Wednesday 3 April 2013

Interview Evaluation Final

What went well?
This was our second attempt at this interview, thankfully Tim our interviewee agreed to do another interview, we wanted to do the interview again because in our previous the mise-en-scene was poor with plug sockets with wires hanging off the wall in the background which doesn't make for a particularly satisfying interview aesthetically. So this time around, we located a rather interesting antique 'thronesque' gentleman's chair for our subject (T.Dullaway) to be seated in, with the neck of his fender P bass laying next to him. Me and my work partner feel the look of this interview is rather basic but its simplicity works well because it shows the audience what the interviews all about; a gifted musician and his bass.



Interviewing Tim was a pleasure as me and him already know each other we used to practise in a band together, he is a very shy person so me having this insider approach he felt very comfortable around me thus giving me some great answers. I stuck to a similar style of interviewing as I did in my previous interview, I had some main questions I wanted to ask him but from then I just improvised leading a question on from his answers. Throughout the interview me (interviewer) and Tim didn't stall or hesitate asking and answering questions, I feel that this shows that it has been a great success in how the questions were presented to Tim, and that he felt comfortable to answer each one with confidence and depth.

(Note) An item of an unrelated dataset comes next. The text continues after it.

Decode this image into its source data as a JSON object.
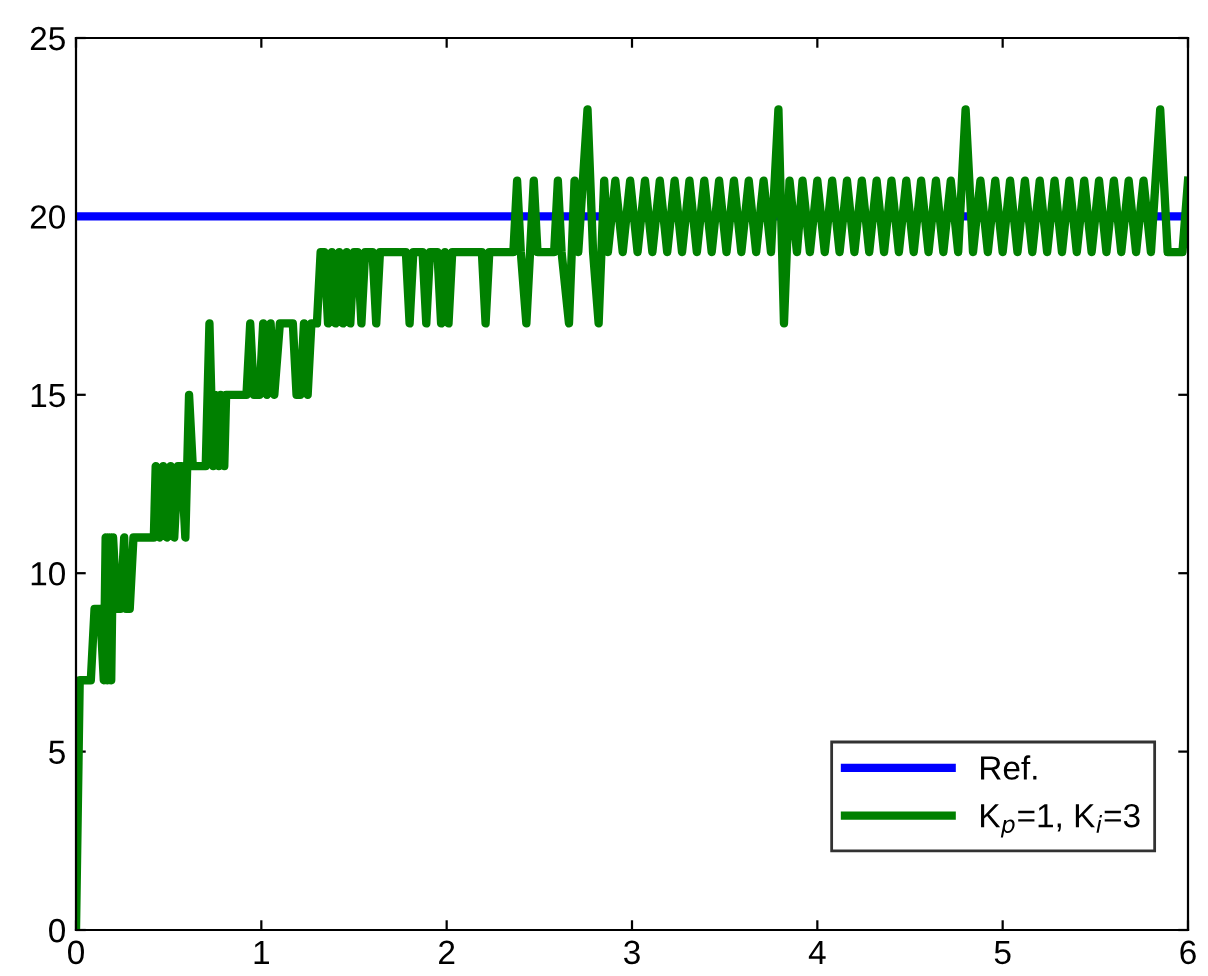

The camera work for this interview was a joint effort as I couldn't man it when I was concentrating on interviewing so for the main interview where the camera is mostly sitting on the tripod my work mate manned the camera but the rest of the little shots were done by me as I knew these would add a lot to it in the edit. We both feel that the filming throughout the interview was a success. For some of Tim's responses the my work mate would zoom into Tim's face to possibly capture any emotion shown. This was shown when the question about how he felt leaving the Van Susans, we was hoping he'd of shown some more emotion because of this some could say sad thing but he isn't to bothered by it as he tells you about how he's involved in lots of different musical enterprises.




Even better if?


Between me and my work mate we feel that with this interview there was only one major fault that should have been noted way before the interview had even begun to be shot.
 It has been caught to my attention that our idea to shoot the interview in front of a window, the makes the camera struggle to focus which isn't good nevertheless I still feel Tim is in the shot fine with the light behind him nicely highlighting the outline of his head. But what this problem meant was the camera was mainly trying to focus on the light outside and not on the Interviewee Tim, this could have been fixed simply by running a couple of tester shots of the interview, so I could make a better decision to plan out a perfect location for the interviewee to be seated in.


I feel the interview was a success but I could of maybe structured the questions better in the order of how I say them, this is because aestetically it doesn't look fantastic with all the cuts in the edit, this could just be a personal prefrence but I would of rather said them in a structured order so that then the interview had more flow.

1 comment:

  1. Rob,

    This is a good evaluation Rob it will get you a Merit. To get a distinction you will need to focus on how effective specific questions were. If you focus on three specific questions that worked well and three that didn't go quite as planned and discuss them in detail, this will get you a distinction.